President Donald Trump on Tuesday revived plans for two controversial pipelines whose construction had been ruled out by the Obama administration in the face of strong pressure from environmental groups.

By signing two decrees, Trump refloated the extensive Keystone XL pipeline, which would transport crude from Canada to refineries in the United States, and another that would cross Indian territory in North Dakota.

While signing one of the decrees, Trump said the Keystone XL pipeline was "in dispute" and the contracts will be renegotiated.

According to Trump, the project represents "many jobs. There will be 28,000 jobs. Excellent construction jobs ".

When signing the decree on the Dakota pipeline, the president also said he will be subject to renegotiation.

"I insist that if we are going to build pipelines, that pipelines will be built in the United States," he said. "We are going to build our own pipeline, our own pipes, as it was in the good times," he added.

The Keystone XL project had been discarded by the previous president, Barack Obama, before the enormous pressure exerted by the community related to environmental protection.

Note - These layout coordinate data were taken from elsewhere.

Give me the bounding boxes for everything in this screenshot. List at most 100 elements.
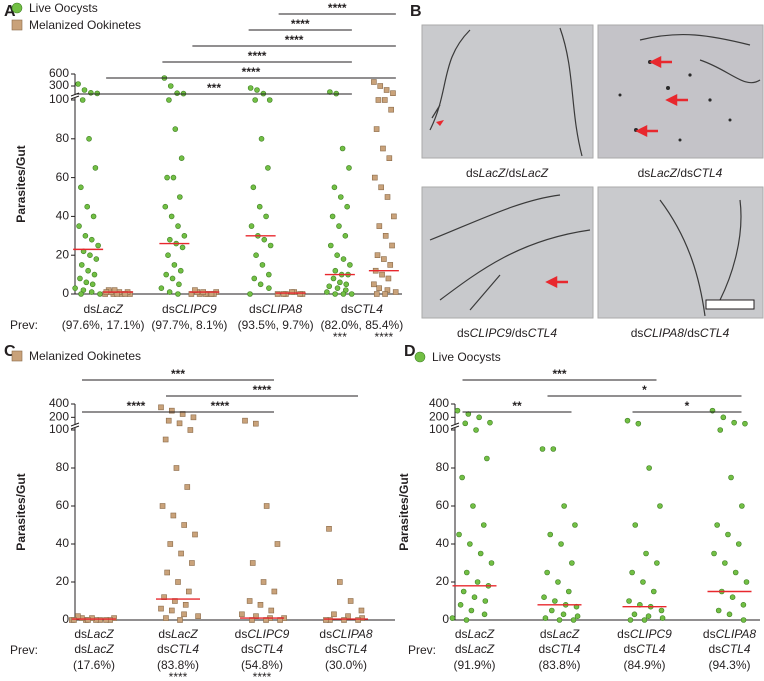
dot (247, 291, 253, 297)
dot (190, 414, 197, 421)
dot (176, 420, 183, 427)
legend-label: Melanized Ookinetes (29, 349, 141, 363)
dot (373, 126, 380, 132)
label-part: LacZ (468, 627, 495, 641)
dot (380, 145, 386, 152)
dot (91, 271, 98, 278)
dot (382, 291, 388, 297)
dot (377, 83, 384, 89)
label-part: ds (466, 166, 479, 180)
label-part: ds (74, 627, 87, 641)
y-tick-label: 200 (429, 410, 449, 424)
dot (454, 407, 461, 414)
prev-stars: *** (333, 330, 347, 344)
dot (169, 275, 176, 282)
arrowhead (436, 120, 444, 126)
label-part: CTL4 (338, 642, 368, 656)
label-part: LacZ (479, 166, 506, 180)
significance-label: **** (291, 17, 310, 31)
label: dsCTL4 (341, 302, 383, 316)
dot (726, 611, 733, 618)
dot (169, 407, 175, 414)
dot (167, 236, 173, 243)
dot (246, 598, 253, 604)
y-tick-label: 300 (49, 78, 69, 92)
y-tick-label: 400 (49, 396, 69, 410)
dot (297, 291, 303, 297)
dot (336, 223, 342, 229)
dot (86, 136, 92, 142)
y-tick-label: 40 (56, 209, 70, 223)
dot (165, 252, 171, 258)
label: dsLacZ/dsCTL4 (638, 166, 723, 180)
dot (169, 607, 175, 614)
dot (332, 267, 339, 274)
prevalence: (97.7%, 8.1%) (151, 318, 227, 332)
dot (330, 275, 337, 282)
dot (728, 474, 734, 481)
dot (740, 601, 747, 608)
dot (484, 455, 490, 462)
dot (75, 81, 81, 87)
dot (558, 541, 564, 547)
dot (172, 126, 179, 132)
label-part: CTL4 (354, 302, 384, 316)
dot (371, 281, 377, 288)
dot (266, 97, 273, 103)
y-tick-label: 80 (56, 131, 70, 145)
micrograph (421, 24, 594, 159)
dot (376, 285, 382, 291)
y-tick-label: 200 (49, 410, 69, 424)
dot (473, 427, 479, 433)
dot (163, 615, 169, 621)
dot (572, 522, 578, 528)
label-part: ds (623, 642, 636, 656)
dot (259, 262, 266, 268)
dot (717, 427, 724, 433)
label: dsCLIPA8 (703, 627, 756, 641)
dot (268, 607, 275, 614)
dot (78, 184, 84, 191)
dot (487, 419, 493, 426)
prevalence: (83.8%) (538, 658, 580, 672)
dot (391, 213, 397, 220)
dot (252, 97, 258, 103)
dot (93, 256, 100, 262)
dot (739, 503, 745, 509)
dot (467, 541, 473, 547)
label-part: LacZ (553, 627, 580, 641)
dot (542, 615, 549, 621)
dot (181, 611, 187, 618)
dot (552, 598, 558, 604)
dot (624, 417, 631, 424)
label: dsCTL4 (325, 642, 367, 656)
trachea (429, 194, 591, 311)
label-part: ds (455, 642, 468, 656)
label-part: ds (708, 642, 721, 656)
label-part: /ds (512, 326, 528, 340)
label-part: CTL4 (551, 642, 581, 656)
dot (463, 617, 470, 623)
dot (167, 83, 174, 89)
dot (561, 503, 567, 509)
dot (347, 262, 353, 268)
dot (555, 579, 561, 585)
dot (195, 613, 201, 620)
dot (565, 588, 572, 595)
dot (250, 184, 257, 191)
label: dsLacZ (540, 627, 580, 641)
dot (177, 617, 183, 623)
dot (88, 90, 94, 96)
label-part: LacZ (96, 302, 123, 316)
dot (626, 598, 632, 604)
label-part: CTL4 (254, 642, 284, 656)
dot (348, 291, 355, 297)
dot (547, 531, 554, 538)
dot (334, 252, 340, 258)
dot (715, 607, 722, 614)
dot (242, 417, 248, 424)
prevalence: (91.9%) (453, 658, 495, 672)
dot (659, 615, 666, 621)
label: dsCLIPC9 (162, 302, 217, 316)
label: dsCTL4 (538, 642, 580, 656)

The Canadian government, meanwhile, was quietly supportive of the idea, although Prime Minister Justin Trudeau himself decided to get rid of the idea.

Meanwhile, the North Dakota pipeline had become the center of a spectacular internal polemic in the United States.

Indigenous groups and support groups organized a fierce resistance to the project, with intense mobilization that included movie celebrities.

Thousands of people came to camp in the frozen North Dakota open field in the dead of winter to block the project.

The Sioux tribe feared that the construction of the pipeline in their territory promotes water pollution and the destruction of areas they consider sacred.

North Dakota police tried to evict the protesters and there were violent clashes that in turn generated a wave of outrage at the national level.

Some 2,000 American veterans joined the resistance groups at the demonstrations, until the Obama administration also decided to bury the idea.